Desde
muchos siglos antes de que se oyera hablar de conquistas y descubrimientos,
en Perúse ha cultivado el algodón orgánico con
pigmentación natural, inicialmente la planta era silvestre,
lugo fué desarrollada por las civilizaciones inca y pre-inca,
siendo la más antigua tradición de hilados y tejidos que
se conoce.
Más de una década de investigación étnica,
botánica y arqueológica del “Native Cotton Proyect
of Perú” ha permitido identificar diversas técnicas
campesinas utilizadas en las civilizaciones pre-colombinas para aprovechar
y organizar los recursos naturales para el cultivo del algodón
nativo. No ha sido realizada ninguna manipulación genética
ni biológica para la producción de este algodón.
La selección de la calidad de las semillas, los controles biológicos,
y los sistemas tradicionales de cultivo y regadío permiten obtener
una fibra de algodón natural en varios colores, desde el blanco
al beige, pardo, marrón, chocolate o verde, sin intervenir ningún
tinte o colorante en el proceso.
Está cultivado en pequeñas áreas por campesinos
rurales y comunidades indígenas en la costa y selva peruana.
La fibra de este algodón nativo es procesada hasta convertirla
en hilo. Estos hilados tienen la certificación EKO
del organismo internacional SKAL, que garantiza que
todo el proceso de cultivo, recolección y limpieza de la fibra
e hilatura se realiza, rigurosamente, siguiendo las pautas ecológicas.

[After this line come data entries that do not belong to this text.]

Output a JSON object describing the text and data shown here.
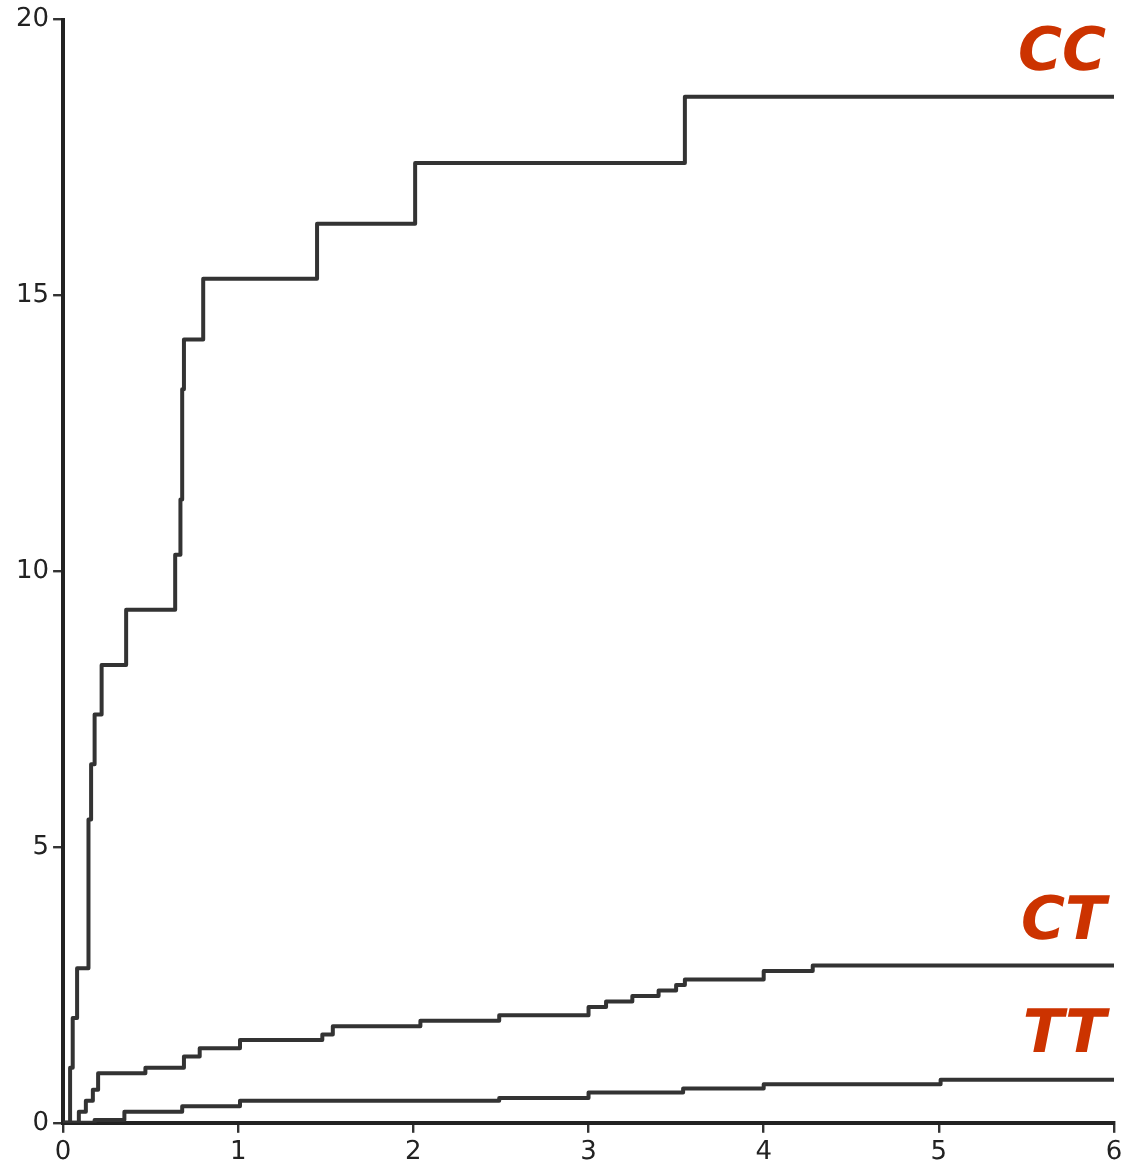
{
  "chart_data": {
    "type": "step",
    "xlim": [
      0,
      6
    ],
    "xticks": [
      0,
      1,
      2,
      3,
      4,
      5,
      6
    ],
    "ylim": [
      0,
      20
    ],
    "yticks": [
      0,
      5,
      10,
      15,
      20
    ],
    "grid": false,
    "legend": false,
    "marker": "none",
    "line_style": "solid",
    "series": [
      {
        "name": "CC",
        "color": "#333333",
        "x": [
          0,
          0.04,
          0.055,
          0.08,
          0.145,
          0.16,
          0.18,
          0.22,
          0.36,
          0.64,
          0.67,
          0.68,
          0.69,
          0.8,
          1.45,
          2.01,
          3.55,
          6
        ],
        "values": [
          0,
          1,
          1.9,
          2.8,
          5.5,
          6.5,
          7.4,
          8.3,
          9.3,
          10.3,
          11.3,
          13.3,
          14.2,
          15.3,
          16.3,
          17.4,
          18.6,
          18.6
        ]
      },
      {
        "name": "CT",
        "color": "#333333",
        "x": [
          0,
          0.09,
          0.13,
          0.17,
          0.2,
          0.47,
          0.69,
          0.78,
          1.01,
          1.48,
          1.54,
          2.04,
          2.49,
          3.0,
          3.1,
          3.25,
          3.4,
          3.5,
          3.55,
          4.0,
          4.28,
          6
        ],
        "values": [
          0,
          0.2,
          0.4,
          0.6,
          0.9,
          1.0,
          1.2,
          1.35,
          1.5,
          1.6,
          1.75,
          1.85,
          1.95,
          2.1,
          2.2,
          2.3,
          2.4,
          2.5,
          2.6,
          2.75,
          2.85,
          2.85
        ]
      },
      {
        "name": "TT",
        "color": "#333333",
        "x": [
          0,
          0.18,
          0.35,
          0.68,
          1.01,
          2.49,
          3.0,
          3.54,
          4.0,
          5.01,
          6
        ],
        "values": [
          0,
          0.05,
          0.2,
          0.3,
          0.4,
          0.45,
          0.55,
          0.62,
          0.7,
          0.78,
          0.8
        ]
      }
    ]
  }
}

Este algodón nativo con pigmentación natural, reduce la
polución química.
Las cantidades que se producen actualmente de algodón ecológico
son muy pequeñas si las comparamos con las del algodón
“convencional”, utilizado por la industria en general de
cultivo extensivo.
El cultivo de algodón convencional supone un 25% de los pesticidas
que se liberan al medio ambiente en el mundo y una inversión,
para los agricultores, de 3.800 millones de dólares anuales,
además de la contaminación genética (transgénicos)
que, según los informes, se estima en un 30% del total de estos
cultivos convencionales.
Lamentablemente mucha gente cree que una prenda hecha con algodón
crudo ya es ecológico, tan solo porque no lleva tinte, sin embargo
lleva toda la carga de pesticidas y fertilizantes químicos utilizados
en el cultivo, además de los procesos posteriores de recolección
e hilatura totalmente industriales y agresivos con el medio ambiente.